Department of Mathematics, Brigham Young University-Idaho, Rexburg, ID, 83460, USA.
Department of Mathematics and Statistics, Utah State University, Logan, UT, 84322, USA.
Sci Rep. 2017 Oct 9;7(1):12798. doi: 10.1038/s41598-017-10177-5.

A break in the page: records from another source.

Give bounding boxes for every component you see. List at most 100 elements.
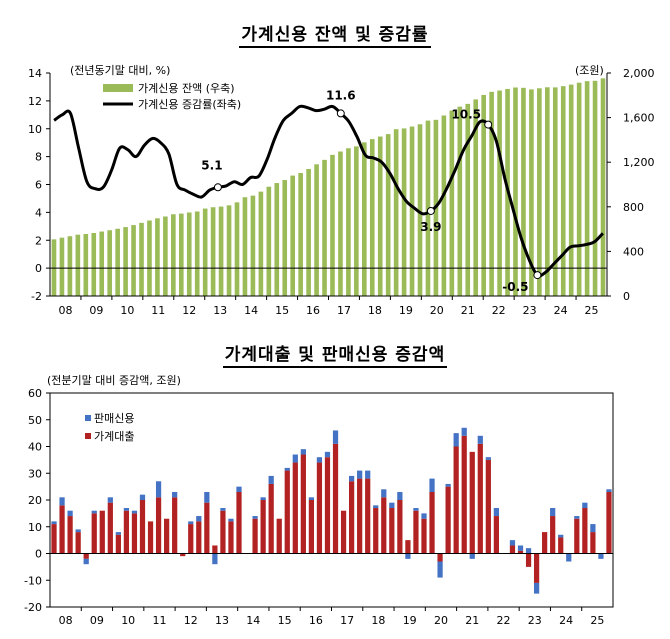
balance-bar [481,94,486,296]
legend-household-loan-label: 가계대출 [94,430,134,443]
sales-credit-bar [91,510,97,514]
legend-household-loan-swatch [85,433,91,439]
balance-bar [576,82,582,296]
legend-sales-credit-label: 판매신용 [94,412,134,425]
x-tick-label: 23 [523,304,537,317]
household-loan-bar [324,457,331,554]
x-tick-label: 20 [434,614,448,627]
y-tick-label: -10 [24,574,42,587]
x-tick-label: 22 [497,614,511,627]
balance-bar [600,78,606,296]
x-tick-label: 25 [585,304,599,317]
annotation-label: 11.6 [326,88,356,102]
balance-bar [489,91,494,296]
x-tick-label: 19 [399,304,413,317]
household-loan-bar [429,491,435,554]
sales-credit-bar [107,497,113,503]
balance-bar [497,90,502,296]
household-loan-bar [228,521,234,554]
balance-bar [186,212,192,296]
balance-bar [91,233,97,296]
y-tick-label-right: 0 [623,290,630,303]
household-loan-bar [188,524,194,554]
balance-bar [537,88,542,296]
household-loan-bar [413,510,419,554]
annotation-marker [484,120,493,129]
household-loan-bar [107,502,113,554]
household-loan-bar [83,553,89,559]
balance-bar [155,218,160,296]
household-loan-bar [115,534,121,554]
sales-credit-bar [582,502,588,509]
household-loan-bar [75,532,81,554]
sales-credit-bar [155,481,162,498]
balance-bar [131,225,136,296]
household-loan-bar [292,462,298,554]
balance-bar [465,103,471,296]
balance-bar [592,80,598,296]
household-loan-bar [260,500,266,554]
household-loan-bar [533,553,540,583]
household-loan-bar [139,500,146,554]
household-loan-bar [445,486,451,554]
household-loan-bar [276,518,282,554]
household-loan-bar [453,446,459,554]
x-tick-label: 16 [309,614,323,627]
balance-bar [552,87,558,296]
balance-bar [298,173,303,296]
y-tick-label-left: 2 [35,234,42,247]
sales-credit-bar [324,451,331,458]
sales-credit-bar [566,553,572,562]
sales-credit-bar [59,497,65,506]
x-tick-label: 11 [152,614,166,627]
sales-credit-bar [51,521,57,525]
sales-credit-bar [590,524,596,533]
chart1-ylabel-right: (조원) [575,64,604,77]
balance-bar [123,227,128,296]
household-loan-bar [397,500,403,554]
chart2-ylabel: (전분기말 대비 증감액, 조원) [47,374,181,387]
household-loan-bar [590,532,596,554]
x-tick-label: 20 [430,304,444,317]
balance-bar [282,180,288,296]
x-tick-label: 14 [244,304,258,317]
balance-bar [242,197,248,296]
balance-bar [568,84,574,296]
y-tick-label: 10 [28,521,42,534]
household-loan-bar [509,545,516,554]
balance-bar [139,222,144,296]
household-loan-bar [123,510,130,554]
household-loan-bar [180,553,186,557]
sales-credit-bar [131,510,138,514]
chart1-svg: (전년동기말 대비, %) (조원) -20246810121404008001… [28,64,655,317]
balance-bar [226,205,232,296]
sales-credit-bar [196,516,202,522]
household-loan-bar [381,497,387,554]
balance-bar [178,213,184,296]
annotation-marker [336,109,345,118]
balance-bar [513,87,518,297]
sales-credit-bar [485,457,491,460]
household-loan-bar [147,521,154,554]
balance-bar [369,139,375,296]
household-loan-bar [316,462,323,554]
sales-credit-bar [558,534,564,538]
sales-credit-bar [397,491,403,500]
household-loan-bar [268,483,274,554]
balance-bar [83,234,89,296]
balance-bar [171,214,176,296]
annotation-marker [213,183,222,192]
x-tick-label: 13 [213,304,227,317]
x-tick-label: 15 [278,614,292,627]
x-tick-label: 08 [59,614,73,627]
sales-credit-bar [493,508,499,517]
sales-credit-bar [357,470,363,479]
household-loan-bar [332,443,339,554]
sales-credit-bar [300,449,306,455]
x-tick-label: 22 [492,304,506,317]
balance-bar [330,154,335,296]
balance-bar [266,186,272,296]
household-loan-bar [469,451,475,554]
sales-credit-bar [413,508,419,511]
balance-bar [521,87,526,296]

The linkage disequilibrium (LD) based quantitative trait loci (QTL) model involves two indispensable hypothesis tests: the test of whether or not a QTL exists, and the test of the LD strength between the QTaL and the observed marker. The advantage of this two-test framework is to test whether there is an influential QTL around the observed marker instead of just having a QTL by random chance. There exist unsolved, open statistical questions about the inaccurate asymptotic distributions of the test statistics. We propose a bivariate null kernel (BNK) hypothesis testing method, which characterizes the joint distribution of the two test statistics in two-dimensional space. The power of this BNK approach is verified by three different simulation designs and one whole genome dataset. It solves a few challenging open statistical questions, closely separates the confounding between 'linkage' and 'QTL effect', makes a fine genome division, provides a comprehensive understanding of the entire genome, overcomes limitations of traditional QTL approaches, and connects traditional QTL mapping with the newest genotyping technologies. The proposed approach contributes to both the genetics literature and the statistics literature, and has a potential to be extended to broader fields where a bivariate test is needed.
基于连锁不平衡 (LD) 的数量性状基因座 (QTL) 模型涉及两个不可或缺的假设检验:检验是否存在 QTL,以及检验 QTL 与观察到的标记之间的 LD 强度。这种两检验框架的优点在于检验是否在观察到的标记周围存在有影响的 QTL,而不是仅仅因为随机机会而存在 QTL。关于检验统计量的不准确渐近分布,存在未解决的、开放的统计问题。我们提出了一种双变量零核 (BNK) 假设检验方法,该方法用二维空间中的两个检验统计量来描述联合分布。通过三种不同的模拟设计和一个全基因组数据集验证了这种 BNK 方法的功效。它解决了一些具有挑战性的开放统计问题,紧密分离了“连锁”和“QTL 效应”之间的混杂,进行了精细的基因组划分,提供了对整个基因组的全面了解,克服了传统 QTL 方法的局限性,并将传统的 QTL 映射与最新的基因分型技术联系起来。该方法为遗传学文献和统计学文献做出了贡献,并有可能扩展到需要双变量检验的更广泛领域。